O Banco Volkswagen tentava a liberação de valores depositados judicialmente em processo que discute um aumento nos pagamento de Contribuição Social sobre o Lucro Líquido (CSLL). A Lei nº 11.727, de 2008, elevou de 9% para 15% a alíquota paga pelas empresas de seguros privados, de capitalização e das instituições financeiras associadas às federações afiliadas da Confederação Nacional do Sistema Financeiro (Consif).

O ministro Luiz Fux, ao julgar o pedido de liberação dos depósitos, também levou em conta a matéria de fundo. “Em nenhum momento, em todo o curso da demanda, o Banco Volkswagen obteve provimento favorável do pedido de mérito”, afirma na decisão.
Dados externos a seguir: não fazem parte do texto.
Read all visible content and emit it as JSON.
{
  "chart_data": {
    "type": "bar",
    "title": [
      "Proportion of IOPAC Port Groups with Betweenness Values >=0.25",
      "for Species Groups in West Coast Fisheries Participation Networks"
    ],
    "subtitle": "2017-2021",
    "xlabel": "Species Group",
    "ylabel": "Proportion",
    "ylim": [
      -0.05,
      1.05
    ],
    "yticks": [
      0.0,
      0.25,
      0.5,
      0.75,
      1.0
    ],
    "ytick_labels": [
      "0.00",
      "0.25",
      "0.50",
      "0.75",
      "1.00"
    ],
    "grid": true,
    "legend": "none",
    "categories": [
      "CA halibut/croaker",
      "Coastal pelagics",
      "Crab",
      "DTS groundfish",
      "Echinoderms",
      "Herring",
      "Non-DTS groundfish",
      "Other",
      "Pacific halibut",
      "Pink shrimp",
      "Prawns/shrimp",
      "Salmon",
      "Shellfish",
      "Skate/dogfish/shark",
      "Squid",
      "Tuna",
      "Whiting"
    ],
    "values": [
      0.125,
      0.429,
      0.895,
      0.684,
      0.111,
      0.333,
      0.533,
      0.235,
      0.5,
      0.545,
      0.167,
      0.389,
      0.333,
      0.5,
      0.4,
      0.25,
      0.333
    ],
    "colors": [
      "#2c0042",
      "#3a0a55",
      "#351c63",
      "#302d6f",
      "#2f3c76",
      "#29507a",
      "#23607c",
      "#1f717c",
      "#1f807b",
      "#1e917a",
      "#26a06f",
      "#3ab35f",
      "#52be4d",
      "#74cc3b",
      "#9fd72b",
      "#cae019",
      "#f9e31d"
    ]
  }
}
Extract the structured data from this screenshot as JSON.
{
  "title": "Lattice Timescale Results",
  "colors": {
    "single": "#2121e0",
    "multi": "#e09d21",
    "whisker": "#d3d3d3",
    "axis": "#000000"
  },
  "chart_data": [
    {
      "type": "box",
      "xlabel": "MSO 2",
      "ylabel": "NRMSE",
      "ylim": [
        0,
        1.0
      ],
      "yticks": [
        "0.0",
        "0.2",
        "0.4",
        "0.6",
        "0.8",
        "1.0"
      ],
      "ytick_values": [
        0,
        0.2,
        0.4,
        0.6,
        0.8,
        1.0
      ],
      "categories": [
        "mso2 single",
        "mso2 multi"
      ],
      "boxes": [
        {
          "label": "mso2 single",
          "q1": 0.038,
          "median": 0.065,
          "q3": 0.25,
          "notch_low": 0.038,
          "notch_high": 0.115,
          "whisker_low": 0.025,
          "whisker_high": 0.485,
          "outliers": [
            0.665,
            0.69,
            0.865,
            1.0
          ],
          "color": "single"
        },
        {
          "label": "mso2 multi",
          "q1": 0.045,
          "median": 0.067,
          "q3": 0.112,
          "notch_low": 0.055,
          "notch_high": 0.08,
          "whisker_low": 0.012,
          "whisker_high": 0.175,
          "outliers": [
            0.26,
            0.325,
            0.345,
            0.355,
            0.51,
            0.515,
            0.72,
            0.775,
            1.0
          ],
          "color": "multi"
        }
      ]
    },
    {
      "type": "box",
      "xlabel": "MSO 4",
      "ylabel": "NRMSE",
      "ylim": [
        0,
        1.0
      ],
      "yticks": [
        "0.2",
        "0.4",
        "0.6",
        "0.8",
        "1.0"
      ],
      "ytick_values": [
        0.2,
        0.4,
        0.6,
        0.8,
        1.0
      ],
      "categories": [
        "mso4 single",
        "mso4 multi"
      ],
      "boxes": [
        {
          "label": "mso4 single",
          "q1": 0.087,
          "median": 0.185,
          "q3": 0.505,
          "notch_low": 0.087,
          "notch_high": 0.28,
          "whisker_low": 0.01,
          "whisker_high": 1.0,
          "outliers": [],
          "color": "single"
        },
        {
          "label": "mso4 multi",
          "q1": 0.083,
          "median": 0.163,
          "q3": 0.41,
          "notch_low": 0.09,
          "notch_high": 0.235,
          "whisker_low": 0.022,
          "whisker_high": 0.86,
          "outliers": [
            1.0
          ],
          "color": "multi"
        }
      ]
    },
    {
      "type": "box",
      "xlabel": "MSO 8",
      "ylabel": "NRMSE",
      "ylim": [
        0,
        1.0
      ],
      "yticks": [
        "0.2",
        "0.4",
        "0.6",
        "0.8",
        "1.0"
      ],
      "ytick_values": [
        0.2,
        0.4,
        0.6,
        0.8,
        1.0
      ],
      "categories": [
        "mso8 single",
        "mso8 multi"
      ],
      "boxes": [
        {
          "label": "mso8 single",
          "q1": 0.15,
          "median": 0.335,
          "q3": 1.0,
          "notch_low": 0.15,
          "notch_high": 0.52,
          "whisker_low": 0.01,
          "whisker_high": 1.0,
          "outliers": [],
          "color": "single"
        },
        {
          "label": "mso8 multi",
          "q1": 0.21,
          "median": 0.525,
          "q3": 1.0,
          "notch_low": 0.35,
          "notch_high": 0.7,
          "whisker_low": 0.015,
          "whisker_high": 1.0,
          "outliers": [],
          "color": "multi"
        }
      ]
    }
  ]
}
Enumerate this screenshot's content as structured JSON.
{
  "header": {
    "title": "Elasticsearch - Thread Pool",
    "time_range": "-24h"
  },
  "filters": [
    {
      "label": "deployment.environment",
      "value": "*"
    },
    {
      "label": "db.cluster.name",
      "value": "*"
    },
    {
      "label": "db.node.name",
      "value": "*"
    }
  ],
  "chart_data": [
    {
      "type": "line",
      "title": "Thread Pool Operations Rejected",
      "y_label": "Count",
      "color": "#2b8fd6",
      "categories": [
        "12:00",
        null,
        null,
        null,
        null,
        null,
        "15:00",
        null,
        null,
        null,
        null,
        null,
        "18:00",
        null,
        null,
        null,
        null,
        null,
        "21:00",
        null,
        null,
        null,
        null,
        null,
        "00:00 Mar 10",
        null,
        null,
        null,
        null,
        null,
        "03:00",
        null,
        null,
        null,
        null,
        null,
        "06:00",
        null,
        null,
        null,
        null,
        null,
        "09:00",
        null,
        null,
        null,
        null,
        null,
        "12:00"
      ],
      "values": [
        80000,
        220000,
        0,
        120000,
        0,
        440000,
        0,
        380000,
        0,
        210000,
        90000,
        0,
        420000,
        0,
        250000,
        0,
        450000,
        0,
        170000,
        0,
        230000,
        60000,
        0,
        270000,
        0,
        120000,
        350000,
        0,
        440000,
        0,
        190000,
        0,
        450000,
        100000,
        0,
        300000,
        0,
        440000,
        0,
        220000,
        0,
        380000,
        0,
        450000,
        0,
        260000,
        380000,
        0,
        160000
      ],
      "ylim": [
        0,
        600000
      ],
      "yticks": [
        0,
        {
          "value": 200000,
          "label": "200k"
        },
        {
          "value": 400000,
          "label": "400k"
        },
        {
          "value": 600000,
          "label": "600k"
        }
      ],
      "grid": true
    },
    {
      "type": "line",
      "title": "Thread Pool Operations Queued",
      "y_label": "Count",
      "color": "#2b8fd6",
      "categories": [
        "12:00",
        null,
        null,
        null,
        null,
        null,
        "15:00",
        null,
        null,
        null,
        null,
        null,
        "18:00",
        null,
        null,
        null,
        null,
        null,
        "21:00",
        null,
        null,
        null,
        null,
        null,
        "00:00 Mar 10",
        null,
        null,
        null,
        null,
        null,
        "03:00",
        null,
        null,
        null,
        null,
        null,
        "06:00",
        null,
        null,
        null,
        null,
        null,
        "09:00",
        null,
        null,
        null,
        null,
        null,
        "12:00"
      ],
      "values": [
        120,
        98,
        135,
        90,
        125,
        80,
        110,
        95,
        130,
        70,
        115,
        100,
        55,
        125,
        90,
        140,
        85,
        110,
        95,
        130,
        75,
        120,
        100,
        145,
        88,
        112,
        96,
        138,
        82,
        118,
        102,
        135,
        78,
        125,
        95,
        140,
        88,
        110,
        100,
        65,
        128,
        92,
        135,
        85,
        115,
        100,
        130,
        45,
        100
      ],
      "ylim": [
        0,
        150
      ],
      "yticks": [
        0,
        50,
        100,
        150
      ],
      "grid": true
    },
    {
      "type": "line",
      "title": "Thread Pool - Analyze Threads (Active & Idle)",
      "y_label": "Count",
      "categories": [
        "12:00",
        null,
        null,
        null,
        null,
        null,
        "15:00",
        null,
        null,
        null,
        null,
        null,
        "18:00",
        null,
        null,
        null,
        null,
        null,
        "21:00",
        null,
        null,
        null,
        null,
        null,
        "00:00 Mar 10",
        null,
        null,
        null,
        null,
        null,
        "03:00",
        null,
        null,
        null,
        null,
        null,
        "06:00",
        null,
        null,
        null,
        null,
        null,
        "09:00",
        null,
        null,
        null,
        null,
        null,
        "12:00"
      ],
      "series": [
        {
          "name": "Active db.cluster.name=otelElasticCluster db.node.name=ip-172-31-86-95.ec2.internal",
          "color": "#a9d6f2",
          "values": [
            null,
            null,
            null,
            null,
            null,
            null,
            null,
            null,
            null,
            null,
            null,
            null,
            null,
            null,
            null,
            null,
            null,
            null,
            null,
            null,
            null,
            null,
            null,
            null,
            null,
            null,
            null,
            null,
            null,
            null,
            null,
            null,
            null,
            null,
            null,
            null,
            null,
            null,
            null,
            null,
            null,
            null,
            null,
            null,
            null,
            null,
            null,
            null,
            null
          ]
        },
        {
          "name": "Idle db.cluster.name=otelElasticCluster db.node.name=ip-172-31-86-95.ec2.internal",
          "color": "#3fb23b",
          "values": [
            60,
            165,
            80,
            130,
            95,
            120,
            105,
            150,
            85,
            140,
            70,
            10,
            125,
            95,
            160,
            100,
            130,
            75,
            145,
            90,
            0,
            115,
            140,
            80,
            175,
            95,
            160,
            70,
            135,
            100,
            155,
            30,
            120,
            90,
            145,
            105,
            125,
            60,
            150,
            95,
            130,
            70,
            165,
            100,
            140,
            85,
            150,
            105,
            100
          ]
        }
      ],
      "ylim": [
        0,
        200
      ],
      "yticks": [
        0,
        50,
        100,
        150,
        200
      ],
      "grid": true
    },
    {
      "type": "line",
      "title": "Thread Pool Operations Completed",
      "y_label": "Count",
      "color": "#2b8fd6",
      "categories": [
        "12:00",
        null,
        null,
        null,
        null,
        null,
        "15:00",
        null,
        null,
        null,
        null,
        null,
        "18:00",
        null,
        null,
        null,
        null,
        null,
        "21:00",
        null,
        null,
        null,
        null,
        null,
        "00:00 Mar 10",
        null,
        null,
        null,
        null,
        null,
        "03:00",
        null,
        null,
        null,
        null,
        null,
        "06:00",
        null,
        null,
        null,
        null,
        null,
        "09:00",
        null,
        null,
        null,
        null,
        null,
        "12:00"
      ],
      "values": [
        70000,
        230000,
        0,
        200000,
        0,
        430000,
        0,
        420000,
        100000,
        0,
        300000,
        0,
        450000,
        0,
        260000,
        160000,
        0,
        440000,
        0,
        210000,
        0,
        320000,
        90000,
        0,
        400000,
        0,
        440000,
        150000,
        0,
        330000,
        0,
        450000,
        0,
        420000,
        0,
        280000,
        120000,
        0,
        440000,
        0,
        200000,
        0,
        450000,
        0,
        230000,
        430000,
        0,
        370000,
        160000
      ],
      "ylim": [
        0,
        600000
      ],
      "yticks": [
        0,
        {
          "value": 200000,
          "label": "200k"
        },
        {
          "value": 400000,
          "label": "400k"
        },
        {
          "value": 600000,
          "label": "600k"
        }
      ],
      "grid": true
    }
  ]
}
Segundo o ministro, os pedidos formulados pelo banco na ação foram julgados improcedentes pela Justiça Federal e essa decisão foi confirmada pelo TRF da 3ª Região, que tem sede em São Paulo. “Ou seja, a probabilidade do direito reclamado, ao menos nesse momento, ombreia as pretensões do Fisco, e não do contribuinte”, frisa Fux.

O processo movido pelo Banco Volkswagen, acrescenta, “está diretamente relacionado ao destino a ser dado à ADI 4.101”, de sua relatoria, “que brevemente estará liberada para pauta”. A ação direta de inconstitucionalidade mencionada pelo ministro foi apresentada pela Consif contra os artigos 17 e 41 da Lei nº 11.727.

Especialista na área entende que a decisão do ministro Fux, apesar de ruim para os contribuintes, não encerra a discussão sobre a troca dos depósitos por seguro garantia.

O advogado acredita que os contribuintes têm chances nos casos em que fica demonstrada a situação de dificuldade financeira. “Não dá para dizer apenas que está sendo afetado pela pandemia. Tem que mostrar com documentos contábeis o efeito da pandemia nas suas contas. Tem que demonstrar a necessidade efetiva do desbloqueio daquele depósito.”

Para outro advogado, ainda é cedo para se falar em consolidação de jurisprudência, já que os demais ministros ainda não se manifestaram. “Na visão dos contribuintes, tempos difíceis exigem medidas extremas”, ele pondera. “Não se pode lidar com a crise humanitária e econômica sem precedentes que assola o país usando a jurisprudência firmada dentro da normalidade.”

Ele considera a situação das empresas como “muito grave” e diz entender que “isso deveria ser suficiente para sensibilizar os juízes da necessidade de se autorizar a substituição que, vale dizer, é dotada de praticamente a mesma liquidez”.

Os representantes do Banco Volkswagen foram procurados pelo Valor para comentar a decisão do ministro Luiz Fux, mas responderam que a empresa não se manifestaria.